By now, Fiero knew, El Chico was stalking the camp from the north. El Chico would creep close enough to the guard to put an arrow into the man’s back if the man so much as moved while Fiero was stealing the horses. If that happened, El Chico would then fade into the darkness while Fiero galloped off with the stock and the foolish Mexicans would be left to yell and jump up and down and waste their ammunition firing at empty air.
Fiero scanned the sleepers as he neared the string. There were nine in all, bundled in their blankets, and not a one had so much as twitched since first he’d laid eyes on them. He thought it a bit strange that the Mexicans were covered with blankets on such a warm night, since even whites and Mexicans were hardy enough to sleep in the open in the summer, but since the ways of his enemies were often mystifying, he did not think it so strange as to warrant much attention. And that was his undoing.

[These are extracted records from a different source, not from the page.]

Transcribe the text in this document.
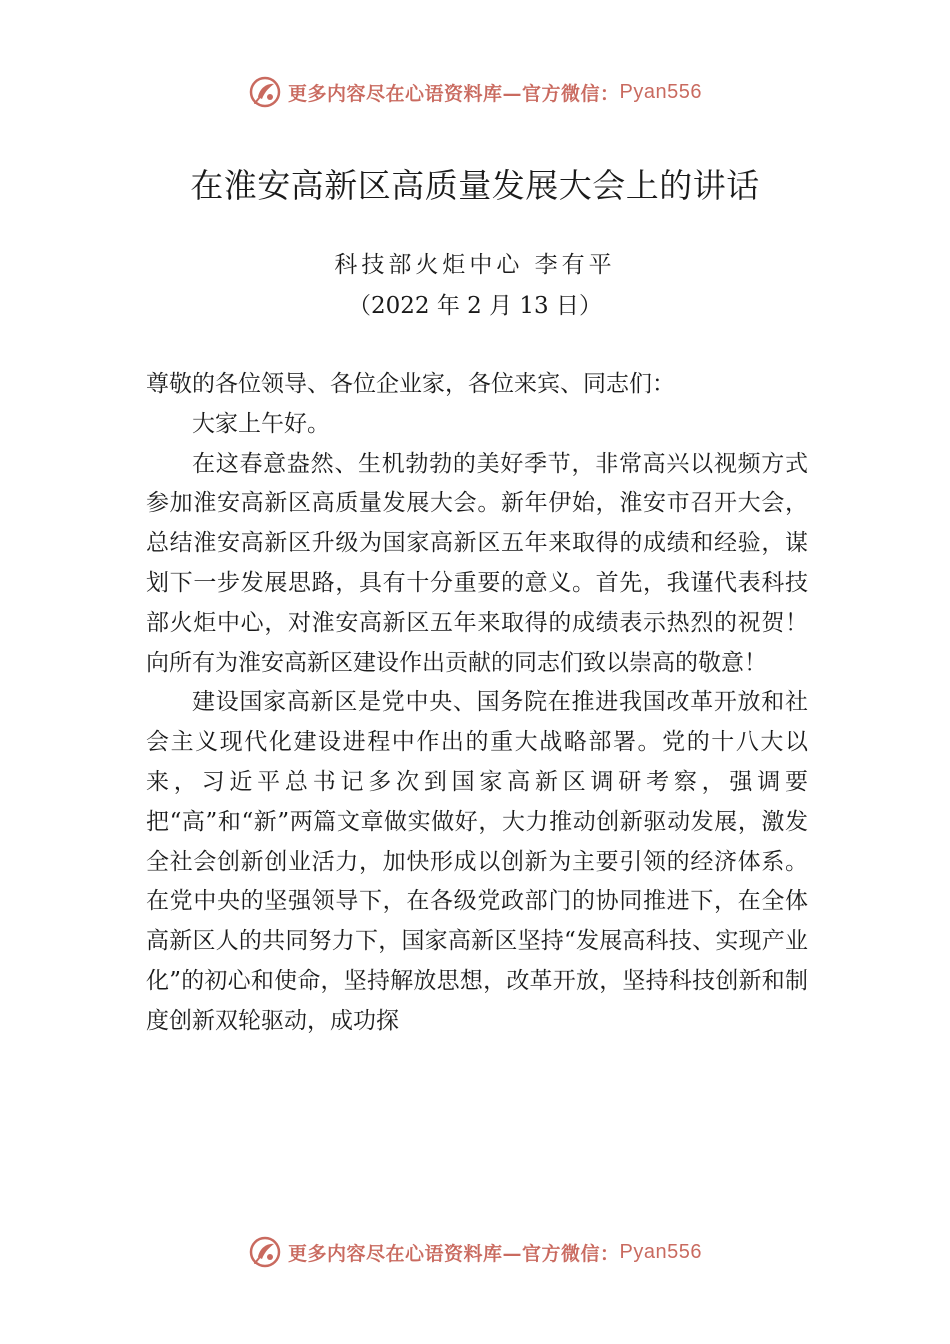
更多内容尽在心语资料库—官方微信： Pyan556
在淮安高新区高质量发展大会上的讲话
科技部火炬中心 李有平
（2022 年 2 月 13 日）

尊敬的各位领导、各位企业家，各位来宾、同志们：

大家上午好。

在这春意盎然、生机勃勃的美好季节，非常高兴以视频方式参加淮安高新区高质量发展大会。新年伊始，淮安市召开大会，总结淮安高新区升级为国家高新区五年来取得的成绩和经验，谋划下一步发展思路，具有十分重要的意义。首先，我谨代表科技部火炬中心，对淮安高新区五年来取得的成绩表示热烈的祝贺！向所有为淮安高新区建设作出贡献的同志们致以崇高的敬意！

建设国家高新区是党中央、国务院在推进我国改革开放和社会主义现代化建设进程中作出的重大战略部署。党的十八大以来，习近平总书记多次到国家高新区调研考察，强调要把“高”和“新”两篇文章做实做好，大力推动创新驱动发展，激发全社会创新创业活力，加快形成以创新为主要引领的经济体系。在党中央的坚强领导下，在各级党政部门的协同推进下，在全体高新区人的共同努力下，国家高新区坚持“发展高科技、实现产业化”的初心和使命，坚持解放思想，改革开放，坚持科技创新和制度创新双轮驱动，成功探

更多内容尽在心语资料库—官方微信： Pyan556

Fiero snaked ever closer, his steely muscles rippling, his right hand always close to the hilt of his large knife. He was fifteen yards from the horses when he saw one the sleepers, or rather one of the blankets, move ever so slightly. An instant later the night was shattered by thunder, or what seemed to be thunder but was actually the simultaneous blasting of many guns.
Pain seared Fiero’s brow. He felt moist blood on his face. Realizing that somehow he had been spotted, that the Mexicans were trying to kill him, he threw caution to the wind and, leaping up, he raced to the south. More rifles boomed. Slugs tore into the ground to the right and left. Fiero covered a mere ten yards when a black veil claimed his mind and he fell.
The shock of striking the hard ground snapped Fiero back to life. He heard shouts, heard rushing footsteps. Scrambling to his hands and knees, he angled to the left, blinking blood from his eyes. He could hardly see for more than a few feet. Suddenly the ground opened up under him and he slid down a short incline into a shallow dry wash, not more than hip-deep and only the width of his shoulders. But it was enough to temporarily hide him, and he lay still, on his back, listening to the thud of boots and the jingle of spurs. There were shouts in Spanish, which, like many of his people, he was somewhat familiar with, and shouts in English, which he recognized as being English even though he knew little of the language itself.
“Where did the bastardo go?” a Mexican roared.
“He vanished,” said another.
“Keep looking!”
The search went on for a long time. Fiero expected them to find him at any moment, but they were concentrating on an area west of him. Finally one of them gave a shout and there was excited jabbering in Spanish. They had found his bow and quiver.
“He must have crawled off to die! He wouldn’t leave these behind if he wasn’t hurt badly,” one said.
The voices and the footfalls retreated to the camp. Wincing from the effort, Fiero pushed himself to the top of the wash. He saw many men, Mexicans and whites alike, which amazed him. And then he saw El Chico being dragged in, El Chico wounded and doubled over in torment, and he felt his blood turn hot. One of the whites, a huge man sporting a long brown beard, stepped close to the fire. When Fiero saw the blue cap the man wore, and the curved sword the man drew as he grabbed hold of El Chico’s hair, Fiero understood at last. He knew he must hurry to the hollow and warn his people, but as he turned to crawl off another black veil enveloped his mind and the last thing he remembered was his face smacking the dirt.